Cash Holdings, Corporate Governance and Acquirer Returns
Financial Innovation (2015) 1:13
31 Pages Posted: 16 Mar 2012 Last revised: 2 Nov 2016
Date Written: January 21, 2014
Abstract
The wealth effect of limiting shareholder rights via anti-takeover provisions (ATPs) is a contentious issue. By taking the differential effect hypothesis perspective, our study aims to provide additional evidence about the relation between ATPs and acquisition performance.
We examine the interaction of antitakeover provisions (ATPs) with firm characteristics and governance environment in explaining the cross-section of bidder announcement returns. Using a sample of 3,340 completed acquisitions by 1,217 firms during 1996-2006, we test the association between ATPs, firm characteristics, and governance environments with bidder returns.

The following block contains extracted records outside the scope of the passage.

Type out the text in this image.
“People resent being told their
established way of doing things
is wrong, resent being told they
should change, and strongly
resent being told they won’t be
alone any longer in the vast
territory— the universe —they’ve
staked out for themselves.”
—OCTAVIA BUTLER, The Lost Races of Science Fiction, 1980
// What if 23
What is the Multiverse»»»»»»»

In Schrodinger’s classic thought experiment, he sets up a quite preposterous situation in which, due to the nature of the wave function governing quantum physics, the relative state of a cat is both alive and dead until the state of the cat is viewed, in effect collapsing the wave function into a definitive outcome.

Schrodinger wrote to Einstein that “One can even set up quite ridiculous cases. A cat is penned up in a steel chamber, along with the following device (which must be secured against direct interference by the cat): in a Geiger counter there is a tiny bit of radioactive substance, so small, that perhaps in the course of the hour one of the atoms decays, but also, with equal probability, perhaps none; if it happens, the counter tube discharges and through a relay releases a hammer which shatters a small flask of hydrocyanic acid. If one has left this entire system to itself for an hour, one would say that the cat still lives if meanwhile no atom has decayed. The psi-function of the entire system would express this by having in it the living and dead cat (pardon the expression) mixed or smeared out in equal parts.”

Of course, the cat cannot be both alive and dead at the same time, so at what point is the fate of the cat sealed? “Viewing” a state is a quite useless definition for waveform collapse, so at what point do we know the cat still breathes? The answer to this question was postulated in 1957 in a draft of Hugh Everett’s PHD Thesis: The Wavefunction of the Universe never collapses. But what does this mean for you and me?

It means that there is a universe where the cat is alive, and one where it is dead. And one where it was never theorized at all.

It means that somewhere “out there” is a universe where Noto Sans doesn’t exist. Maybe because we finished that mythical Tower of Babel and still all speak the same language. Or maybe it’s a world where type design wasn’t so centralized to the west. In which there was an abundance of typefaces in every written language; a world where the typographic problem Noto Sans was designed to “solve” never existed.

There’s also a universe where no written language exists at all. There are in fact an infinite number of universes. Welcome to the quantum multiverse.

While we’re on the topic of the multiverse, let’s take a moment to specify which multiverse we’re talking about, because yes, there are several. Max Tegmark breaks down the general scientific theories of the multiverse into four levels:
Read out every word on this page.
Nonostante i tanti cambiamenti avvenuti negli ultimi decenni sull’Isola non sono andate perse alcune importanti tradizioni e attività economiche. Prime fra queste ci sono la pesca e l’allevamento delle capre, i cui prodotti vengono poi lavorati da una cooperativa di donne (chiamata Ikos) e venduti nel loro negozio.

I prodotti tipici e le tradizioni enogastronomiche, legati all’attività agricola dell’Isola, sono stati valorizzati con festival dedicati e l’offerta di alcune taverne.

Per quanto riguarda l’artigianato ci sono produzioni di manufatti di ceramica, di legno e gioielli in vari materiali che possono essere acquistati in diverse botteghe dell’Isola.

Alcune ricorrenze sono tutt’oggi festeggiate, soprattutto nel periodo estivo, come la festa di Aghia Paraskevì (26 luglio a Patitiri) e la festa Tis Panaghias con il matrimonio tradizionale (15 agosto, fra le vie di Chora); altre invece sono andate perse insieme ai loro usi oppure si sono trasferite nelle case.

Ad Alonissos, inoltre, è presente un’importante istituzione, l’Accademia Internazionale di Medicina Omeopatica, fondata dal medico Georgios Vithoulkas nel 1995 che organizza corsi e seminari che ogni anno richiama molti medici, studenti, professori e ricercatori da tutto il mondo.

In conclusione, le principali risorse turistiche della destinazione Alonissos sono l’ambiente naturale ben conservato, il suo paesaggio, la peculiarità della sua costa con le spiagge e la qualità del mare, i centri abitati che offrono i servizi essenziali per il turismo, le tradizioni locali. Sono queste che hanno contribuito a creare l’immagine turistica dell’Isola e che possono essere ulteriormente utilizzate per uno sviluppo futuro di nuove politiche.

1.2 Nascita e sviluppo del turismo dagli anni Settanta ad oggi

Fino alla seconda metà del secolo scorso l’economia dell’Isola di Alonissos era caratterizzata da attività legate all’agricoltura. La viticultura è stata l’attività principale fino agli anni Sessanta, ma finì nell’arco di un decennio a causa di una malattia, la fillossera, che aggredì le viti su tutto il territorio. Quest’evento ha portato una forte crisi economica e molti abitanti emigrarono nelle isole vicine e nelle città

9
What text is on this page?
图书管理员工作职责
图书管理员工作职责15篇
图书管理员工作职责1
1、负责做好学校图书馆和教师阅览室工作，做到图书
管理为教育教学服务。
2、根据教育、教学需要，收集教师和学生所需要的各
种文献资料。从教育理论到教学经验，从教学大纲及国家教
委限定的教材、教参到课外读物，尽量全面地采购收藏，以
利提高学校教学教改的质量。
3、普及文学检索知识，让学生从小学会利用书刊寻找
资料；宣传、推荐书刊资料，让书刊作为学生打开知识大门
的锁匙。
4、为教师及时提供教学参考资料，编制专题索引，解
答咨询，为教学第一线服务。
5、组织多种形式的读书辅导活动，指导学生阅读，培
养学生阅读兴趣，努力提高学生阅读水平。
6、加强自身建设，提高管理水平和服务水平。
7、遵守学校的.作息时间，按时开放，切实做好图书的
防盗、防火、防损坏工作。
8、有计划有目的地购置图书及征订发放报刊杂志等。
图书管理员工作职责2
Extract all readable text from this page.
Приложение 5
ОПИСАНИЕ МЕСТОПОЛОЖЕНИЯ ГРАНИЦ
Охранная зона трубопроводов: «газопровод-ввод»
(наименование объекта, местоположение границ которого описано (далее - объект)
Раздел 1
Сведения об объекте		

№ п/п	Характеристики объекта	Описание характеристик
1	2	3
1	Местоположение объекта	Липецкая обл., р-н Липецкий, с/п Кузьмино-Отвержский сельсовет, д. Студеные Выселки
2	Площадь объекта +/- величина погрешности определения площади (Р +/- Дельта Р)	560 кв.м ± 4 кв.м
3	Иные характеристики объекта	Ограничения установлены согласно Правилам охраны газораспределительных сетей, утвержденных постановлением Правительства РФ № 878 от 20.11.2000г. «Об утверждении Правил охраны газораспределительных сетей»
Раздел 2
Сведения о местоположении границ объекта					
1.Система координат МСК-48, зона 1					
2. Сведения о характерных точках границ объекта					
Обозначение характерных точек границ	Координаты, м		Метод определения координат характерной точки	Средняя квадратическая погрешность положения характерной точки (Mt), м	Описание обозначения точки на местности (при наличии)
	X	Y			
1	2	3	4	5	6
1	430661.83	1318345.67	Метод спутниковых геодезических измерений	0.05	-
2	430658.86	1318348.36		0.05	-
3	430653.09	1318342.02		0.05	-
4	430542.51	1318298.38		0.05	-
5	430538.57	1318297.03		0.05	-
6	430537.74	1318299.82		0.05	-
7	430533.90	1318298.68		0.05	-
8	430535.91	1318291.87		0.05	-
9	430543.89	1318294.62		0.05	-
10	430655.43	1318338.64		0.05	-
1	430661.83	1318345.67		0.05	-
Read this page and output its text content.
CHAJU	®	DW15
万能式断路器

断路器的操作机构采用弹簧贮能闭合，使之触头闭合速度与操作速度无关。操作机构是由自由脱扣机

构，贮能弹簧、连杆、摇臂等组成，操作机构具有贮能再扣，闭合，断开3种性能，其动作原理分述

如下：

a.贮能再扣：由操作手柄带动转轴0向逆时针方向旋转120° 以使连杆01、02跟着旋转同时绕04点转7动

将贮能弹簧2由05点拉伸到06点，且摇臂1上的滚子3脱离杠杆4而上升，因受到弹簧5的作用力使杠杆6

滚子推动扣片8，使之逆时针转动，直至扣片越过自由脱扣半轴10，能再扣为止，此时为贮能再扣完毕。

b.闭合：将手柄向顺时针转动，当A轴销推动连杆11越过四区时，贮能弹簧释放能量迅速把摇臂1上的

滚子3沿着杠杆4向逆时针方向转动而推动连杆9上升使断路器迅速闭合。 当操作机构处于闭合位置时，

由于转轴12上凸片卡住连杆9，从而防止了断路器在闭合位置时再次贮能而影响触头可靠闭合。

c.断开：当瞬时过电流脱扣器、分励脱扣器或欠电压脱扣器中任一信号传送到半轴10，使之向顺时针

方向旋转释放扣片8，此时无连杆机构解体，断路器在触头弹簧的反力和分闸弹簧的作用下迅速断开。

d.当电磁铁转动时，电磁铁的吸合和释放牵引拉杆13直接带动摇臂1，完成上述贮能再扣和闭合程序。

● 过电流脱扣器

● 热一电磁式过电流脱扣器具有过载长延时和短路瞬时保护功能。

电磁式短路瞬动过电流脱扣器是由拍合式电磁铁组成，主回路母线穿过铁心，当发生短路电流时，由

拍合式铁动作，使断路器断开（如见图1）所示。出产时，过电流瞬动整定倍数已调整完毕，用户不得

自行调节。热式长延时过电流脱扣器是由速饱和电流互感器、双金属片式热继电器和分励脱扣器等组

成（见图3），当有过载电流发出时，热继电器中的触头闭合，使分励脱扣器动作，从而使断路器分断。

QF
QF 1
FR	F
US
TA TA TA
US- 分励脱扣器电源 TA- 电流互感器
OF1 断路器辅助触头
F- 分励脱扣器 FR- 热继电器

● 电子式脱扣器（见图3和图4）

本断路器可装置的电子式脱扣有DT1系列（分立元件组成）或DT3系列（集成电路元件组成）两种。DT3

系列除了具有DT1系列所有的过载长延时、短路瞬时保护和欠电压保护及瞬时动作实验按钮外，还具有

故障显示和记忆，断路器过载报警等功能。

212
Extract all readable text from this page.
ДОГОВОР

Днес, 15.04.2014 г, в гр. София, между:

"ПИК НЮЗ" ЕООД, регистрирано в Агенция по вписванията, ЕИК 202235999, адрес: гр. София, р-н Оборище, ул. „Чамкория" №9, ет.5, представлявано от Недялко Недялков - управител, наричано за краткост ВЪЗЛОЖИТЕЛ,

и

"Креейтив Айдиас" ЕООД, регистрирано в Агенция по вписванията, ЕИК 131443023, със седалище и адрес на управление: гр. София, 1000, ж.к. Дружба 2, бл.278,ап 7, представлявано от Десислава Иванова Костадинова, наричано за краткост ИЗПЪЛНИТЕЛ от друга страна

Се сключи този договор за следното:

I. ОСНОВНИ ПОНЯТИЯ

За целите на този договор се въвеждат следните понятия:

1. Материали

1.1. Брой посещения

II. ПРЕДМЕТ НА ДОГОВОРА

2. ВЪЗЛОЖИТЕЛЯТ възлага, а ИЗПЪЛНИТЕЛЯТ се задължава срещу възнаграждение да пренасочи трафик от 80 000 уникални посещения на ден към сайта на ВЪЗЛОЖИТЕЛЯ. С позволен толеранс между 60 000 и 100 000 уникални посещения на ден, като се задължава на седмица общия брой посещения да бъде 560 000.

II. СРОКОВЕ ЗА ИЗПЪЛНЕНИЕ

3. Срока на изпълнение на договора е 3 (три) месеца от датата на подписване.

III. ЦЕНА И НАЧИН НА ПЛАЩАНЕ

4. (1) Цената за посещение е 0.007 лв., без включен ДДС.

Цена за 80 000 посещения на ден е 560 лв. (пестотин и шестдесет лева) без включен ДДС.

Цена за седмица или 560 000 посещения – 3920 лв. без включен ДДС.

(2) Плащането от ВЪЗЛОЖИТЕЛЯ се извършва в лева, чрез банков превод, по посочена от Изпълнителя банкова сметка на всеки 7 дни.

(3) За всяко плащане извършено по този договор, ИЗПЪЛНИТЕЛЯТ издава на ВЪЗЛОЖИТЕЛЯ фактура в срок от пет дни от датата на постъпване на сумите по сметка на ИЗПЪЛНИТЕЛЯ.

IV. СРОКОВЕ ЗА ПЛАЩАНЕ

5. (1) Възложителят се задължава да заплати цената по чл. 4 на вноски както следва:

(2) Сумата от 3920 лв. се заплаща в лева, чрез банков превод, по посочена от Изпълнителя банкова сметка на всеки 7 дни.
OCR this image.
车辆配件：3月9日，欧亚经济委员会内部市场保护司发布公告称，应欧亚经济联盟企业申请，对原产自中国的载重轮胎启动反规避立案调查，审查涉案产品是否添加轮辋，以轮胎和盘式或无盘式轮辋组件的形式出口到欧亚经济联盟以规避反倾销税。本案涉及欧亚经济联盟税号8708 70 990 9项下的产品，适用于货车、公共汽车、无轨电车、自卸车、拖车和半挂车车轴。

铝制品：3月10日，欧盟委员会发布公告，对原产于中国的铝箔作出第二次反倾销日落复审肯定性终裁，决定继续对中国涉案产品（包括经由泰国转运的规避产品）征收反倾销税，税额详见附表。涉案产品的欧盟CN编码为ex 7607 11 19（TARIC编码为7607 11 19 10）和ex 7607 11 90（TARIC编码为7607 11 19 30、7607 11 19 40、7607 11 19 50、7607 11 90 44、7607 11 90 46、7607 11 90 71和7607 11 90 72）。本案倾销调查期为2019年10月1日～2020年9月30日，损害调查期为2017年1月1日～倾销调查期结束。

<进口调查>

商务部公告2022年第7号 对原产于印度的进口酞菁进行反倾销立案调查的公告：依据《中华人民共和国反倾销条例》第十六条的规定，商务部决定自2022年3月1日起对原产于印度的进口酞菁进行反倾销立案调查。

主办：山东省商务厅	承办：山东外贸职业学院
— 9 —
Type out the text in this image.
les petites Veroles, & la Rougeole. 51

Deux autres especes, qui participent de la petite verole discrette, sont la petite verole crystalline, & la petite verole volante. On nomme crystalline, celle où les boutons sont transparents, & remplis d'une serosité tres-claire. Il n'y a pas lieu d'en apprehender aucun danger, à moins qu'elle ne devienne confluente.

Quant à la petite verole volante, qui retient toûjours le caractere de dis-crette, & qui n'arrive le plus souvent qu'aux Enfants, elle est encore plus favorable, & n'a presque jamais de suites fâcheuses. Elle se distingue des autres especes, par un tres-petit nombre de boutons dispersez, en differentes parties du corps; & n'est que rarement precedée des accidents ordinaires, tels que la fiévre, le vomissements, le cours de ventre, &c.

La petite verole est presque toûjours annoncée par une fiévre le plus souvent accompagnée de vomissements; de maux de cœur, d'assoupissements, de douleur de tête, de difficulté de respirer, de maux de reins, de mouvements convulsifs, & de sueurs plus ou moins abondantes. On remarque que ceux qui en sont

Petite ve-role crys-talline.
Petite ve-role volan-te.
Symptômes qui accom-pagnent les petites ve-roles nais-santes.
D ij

We find that ATPs hurt acquisition performance only when acquirers hold a high level of excess cash. Similarly, ATPs are associated with lower bidder returns only when industry competition is weak and public pension fund ownership is low as well. By contrast, when industry competition is intense and/or public pension fund ownership is high, ATPs do not hurt bidder returns.
The complementarity among ATPs, excess cash, industry competition, and public pension fund ownership suggests that ATPs per se do not necessarily result in value-destroying acquisitions for all firms. We address the endogeneity issue of unknown variables by using a proxy for firm prestige and draw the same conclusions.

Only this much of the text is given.